MUSLIM GIRL WITH A CHRISTIAN AFRICAN AMERICAN BOYFRIEND?
1970-01-01 00:00:00 UTC
MUSLIM GIRL WITH A CHRISTIAN AFRICAN AMERICAN BOYFRIEND?
Ten answers:
BuFu11
2008-12-18 21:08:19 UTC
If you truly are a Muslim, then you wouldn't and shouldn't have a boyfriend in the first place. If it does come down to choosing between your boyfriend and your family, always choose your family. They'll always be there for you, what if things don't work out with your boyfriend, who will you turn to then? You can never replace your family...boys are a different story.
Mike C
2008-12-18 21:09:05 UTC
hey im chinese and my girlfriend is muslim. her parents don't know about us, but her older sister is married to a non-muslim. At first her parents were disappointed, but eventually they understood. they thought about disowning her, but they were understanding enough to realize that it is not worth losing a daughter over.
?
2008-12-18 21:22:19 UTC
Well, if you are Muslim, the reason your parents are upset is because Muslim women are supposed to marry Muslim men. If you want your family to be more accepting, maybe talk to him about converting?
2008-12-18 21:16:40 UTC
first.... congrats on Euro 2008 =) and bosnia will beat turkey in march =D bajram serif mubarek olsun
im bosnian teenager. i understand wat ur saying. my parents arent that strict but they still ask "who what where why how, etc" and whatever whenever im in a relationship.
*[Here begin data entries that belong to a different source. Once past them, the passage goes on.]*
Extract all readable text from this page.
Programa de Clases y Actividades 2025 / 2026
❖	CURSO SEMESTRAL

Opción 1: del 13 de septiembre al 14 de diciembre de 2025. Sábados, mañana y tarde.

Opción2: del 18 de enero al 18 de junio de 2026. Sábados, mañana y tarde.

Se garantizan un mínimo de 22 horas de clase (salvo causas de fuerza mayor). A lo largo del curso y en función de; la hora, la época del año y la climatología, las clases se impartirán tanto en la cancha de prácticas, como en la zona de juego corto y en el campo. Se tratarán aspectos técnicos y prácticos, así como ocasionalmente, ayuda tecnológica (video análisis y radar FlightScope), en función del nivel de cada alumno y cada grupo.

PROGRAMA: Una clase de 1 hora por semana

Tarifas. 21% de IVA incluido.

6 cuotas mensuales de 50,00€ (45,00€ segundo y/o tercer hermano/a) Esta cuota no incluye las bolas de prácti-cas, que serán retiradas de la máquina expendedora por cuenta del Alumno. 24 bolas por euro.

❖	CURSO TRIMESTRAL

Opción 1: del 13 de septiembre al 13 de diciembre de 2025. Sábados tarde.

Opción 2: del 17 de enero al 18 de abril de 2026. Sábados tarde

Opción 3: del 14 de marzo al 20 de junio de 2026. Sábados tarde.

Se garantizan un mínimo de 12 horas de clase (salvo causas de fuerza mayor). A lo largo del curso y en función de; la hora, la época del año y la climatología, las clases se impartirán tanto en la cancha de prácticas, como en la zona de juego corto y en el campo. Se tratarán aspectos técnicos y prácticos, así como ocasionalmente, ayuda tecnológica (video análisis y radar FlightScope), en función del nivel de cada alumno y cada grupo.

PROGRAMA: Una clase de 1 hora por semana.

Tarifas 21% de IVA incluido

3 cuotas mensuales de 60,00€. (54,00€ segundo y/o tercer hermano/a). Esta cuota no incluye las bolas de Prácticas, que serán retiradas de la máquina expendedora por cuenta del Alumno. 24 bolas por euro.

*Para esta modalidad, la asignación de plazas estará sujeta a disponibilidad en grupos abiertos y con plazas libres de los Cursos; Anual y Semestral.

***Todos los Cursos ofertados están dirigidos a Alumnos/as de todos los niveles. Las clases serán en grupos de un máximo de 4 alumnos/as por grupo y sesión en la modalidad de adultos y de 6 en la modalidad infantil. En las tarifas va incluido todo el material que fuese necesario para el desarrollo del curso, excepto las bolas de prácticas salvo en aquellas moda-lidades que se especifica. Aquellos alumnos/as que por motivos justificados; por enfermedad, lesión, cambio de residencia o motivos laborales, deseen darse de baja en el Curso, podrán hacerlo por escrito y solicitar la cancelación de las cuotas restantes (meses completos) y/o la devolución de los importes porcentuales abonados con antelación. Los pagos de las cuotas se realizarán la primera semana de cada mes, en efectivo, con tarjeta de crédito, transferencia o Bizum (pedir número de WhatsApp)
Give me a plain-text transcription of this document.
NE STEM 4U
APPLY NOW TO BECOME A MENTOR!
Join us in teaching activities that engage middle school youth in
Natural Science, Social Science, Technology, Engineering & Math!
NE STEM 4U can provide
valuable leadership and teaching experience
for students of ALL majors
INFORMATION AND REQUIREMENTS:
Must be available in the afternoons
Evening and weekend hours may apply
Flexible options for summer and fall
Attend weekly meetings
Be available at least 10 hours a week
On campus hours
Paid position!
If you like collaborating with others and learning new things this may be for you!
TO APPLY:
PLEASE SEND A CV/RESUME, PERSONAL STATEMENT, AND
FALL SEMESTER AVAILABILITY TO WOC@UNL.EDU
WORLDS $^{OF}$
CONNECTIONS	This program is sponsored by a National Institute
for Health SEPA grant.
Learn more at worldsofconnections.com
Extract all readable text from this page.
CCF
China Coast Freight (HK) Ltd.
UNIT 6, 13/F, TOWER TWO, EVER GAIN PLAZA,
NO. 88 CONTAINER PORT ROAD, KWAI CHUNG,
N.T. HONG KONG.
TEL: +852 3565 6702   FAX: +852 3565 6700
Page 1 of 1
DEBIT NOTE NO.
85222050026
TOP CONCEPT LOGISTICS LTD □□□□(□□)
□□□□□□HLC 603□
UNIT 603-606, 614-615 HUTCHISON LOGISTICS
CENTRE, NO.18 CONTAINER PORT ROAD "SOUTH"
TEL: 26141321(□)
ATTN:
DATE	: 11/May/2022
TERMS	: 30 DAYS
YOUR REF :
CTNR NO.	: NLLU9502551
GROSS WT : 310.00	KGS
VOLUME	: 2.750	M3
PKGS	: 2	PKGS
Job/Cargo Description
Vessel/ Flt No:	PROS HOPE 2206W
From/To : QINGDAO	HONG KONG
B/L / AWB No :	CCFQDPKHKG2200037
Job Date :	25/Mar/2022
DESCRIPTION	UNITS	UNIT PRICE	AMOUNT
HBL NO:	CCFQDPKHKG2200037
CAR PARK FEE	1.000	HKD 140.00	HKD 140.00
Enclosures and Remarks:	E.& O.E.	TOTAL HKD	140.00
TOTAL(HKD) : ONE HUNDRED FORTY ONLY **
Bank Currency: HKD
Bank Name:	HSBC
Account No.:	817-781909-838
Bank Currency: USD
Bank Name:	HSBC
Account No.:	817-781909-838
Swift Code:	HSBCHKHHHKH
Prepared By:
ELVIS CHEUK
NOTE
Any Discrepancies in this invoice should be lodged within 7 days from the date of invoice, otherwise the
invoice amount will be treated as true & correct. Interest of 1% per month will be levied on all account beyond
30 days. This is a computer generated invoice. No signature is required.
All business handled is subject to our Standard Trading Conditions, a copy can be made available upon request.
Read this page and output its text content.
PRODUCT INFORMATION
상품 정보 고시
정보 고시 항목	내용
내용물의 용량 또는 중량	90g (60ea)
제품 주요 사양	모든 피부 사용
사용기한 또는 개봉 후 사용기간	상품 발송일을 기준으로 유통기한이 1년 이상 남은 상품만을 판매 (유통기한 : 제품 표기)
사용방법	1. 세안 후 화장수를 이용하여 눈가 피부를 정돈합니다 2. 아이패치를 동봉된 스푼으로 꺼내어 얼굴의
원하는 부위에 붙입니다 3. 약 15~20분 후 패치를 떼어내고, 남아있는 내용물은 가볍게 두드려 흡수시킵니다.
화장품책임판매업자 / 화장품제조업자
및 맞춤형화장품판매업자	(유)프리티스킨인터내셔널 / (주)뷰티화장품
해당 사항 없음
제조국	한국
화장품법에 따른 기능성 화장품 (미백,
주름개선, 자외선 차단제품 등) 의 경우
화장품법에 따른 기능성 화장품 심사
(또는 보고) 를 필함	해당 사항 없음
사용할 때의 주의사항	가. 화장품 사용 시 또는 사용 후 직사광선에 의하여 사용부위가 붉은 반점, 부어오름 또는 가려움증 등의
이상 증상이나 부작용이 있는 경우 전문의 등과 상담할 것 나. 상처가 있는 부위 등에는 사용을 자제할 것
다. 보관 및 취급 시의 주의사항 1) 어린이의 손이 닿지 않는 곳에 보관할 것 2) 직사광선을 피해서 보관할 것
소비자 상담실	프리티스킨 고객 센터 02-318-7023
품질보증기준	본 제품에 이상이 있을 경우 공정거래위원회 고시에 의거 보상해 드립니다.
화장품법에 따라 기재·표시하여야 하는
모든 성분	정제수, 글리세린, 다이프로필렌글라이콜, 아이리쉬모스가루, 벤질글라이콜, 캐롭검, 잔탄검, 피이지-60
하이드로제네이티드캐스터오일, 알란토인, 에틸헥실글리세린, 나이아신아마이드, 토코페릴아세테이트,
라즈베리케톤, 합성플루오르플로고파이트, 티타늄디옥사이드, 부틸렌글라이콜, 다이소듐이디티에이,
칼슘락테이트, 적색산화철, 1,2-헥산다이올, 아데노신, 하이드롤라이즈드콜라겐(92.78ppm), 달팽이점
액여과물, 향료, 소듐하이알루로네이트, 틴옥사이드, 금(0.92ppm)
what you need to do is dont listen to your parents. just because theyre ur parents doesnt mean they are always smarter and wiser and it doesnt mean they can control your life. you have your own individualism and you need to be in control of your own life. tell them to screw off if they cant respect your own life and your relationship. tell them if they cant understand their OWN daughter that they raised, then they have real problems. tell them they dont know what love is. tell them that if they were true parents, they would understand you and why youre doing whatever it is you're doing.
dont be jailed by some crazyass parents and never become a parent like that. i respect ur parents, but i dont like them jailing you. u dont deserve that.
EternalBlueMemory
2008-12-18 21:04:22 UTC
I never agree to this type of controlling nature from parents but I do understand it is a culture thing. You can talk to your father, however we both know that you will not get far. The only way you can do it is break a rule of your culture. If you want to be with this man, go and get him. Don't waste your life like this.
Ηδηξÿ
2008-12-18 21:07:31 UTC
I feel for you Sweetheart My situation is pretty much like you I am 23 my boyfriend is african American and he's parent don't want him with me just because am Spanish We try talking to them but at the end we had to hide our relationship a bit longer till he's out of college I think You should talk to your parent They should understand that is your feelings and that you truly love this person Also make sure that he wants the same thing as you Remember your parents will get hurt but at the end they will love you and love who you love. Good luck
2008-12-19 02:34:21 UTC
I am so sorry for you. Wait until you get a job and become self- dependent, then tell them. Because I know long hard fights with your family are ahead. Decide what you really want because your final decision may mean burning all the bridges with your family.
My daughter has an african american boyfriend too. And I must say I didn't like the idea first but after meeting him- he is a very fine young man- I have no doubts. I hope this happens to your family too.
I wish you all the best.
?
2008-12-18 21:05:26 UTC
please stop capitalizing the letter, its very annoying.....
Frank Burns
2008-12-18 21:02:59 UTC
People should stick with their own kind.
2008-12-18 21:08:53 UTC
You do know that you left the caps lock on cruise?
Following strict orders from your parents is NOT BEING RESPECTFUL, its just being stupid.
You let your parents control you your whole life time and you expect them to assume that you can actually reason things. Not gonna happen!
Just be logical with them, have a MATURE talk with them about you, your education, your intelligence and how you are capable of reasoning things out. If they tell you that you are not old enough or something with experience. Tell them to explain why they are so worried.
I am turkish too, I understand what you go through, but I also understand your parents. They literally supported you the whole life and now they think that you are gonna waste it with this guy.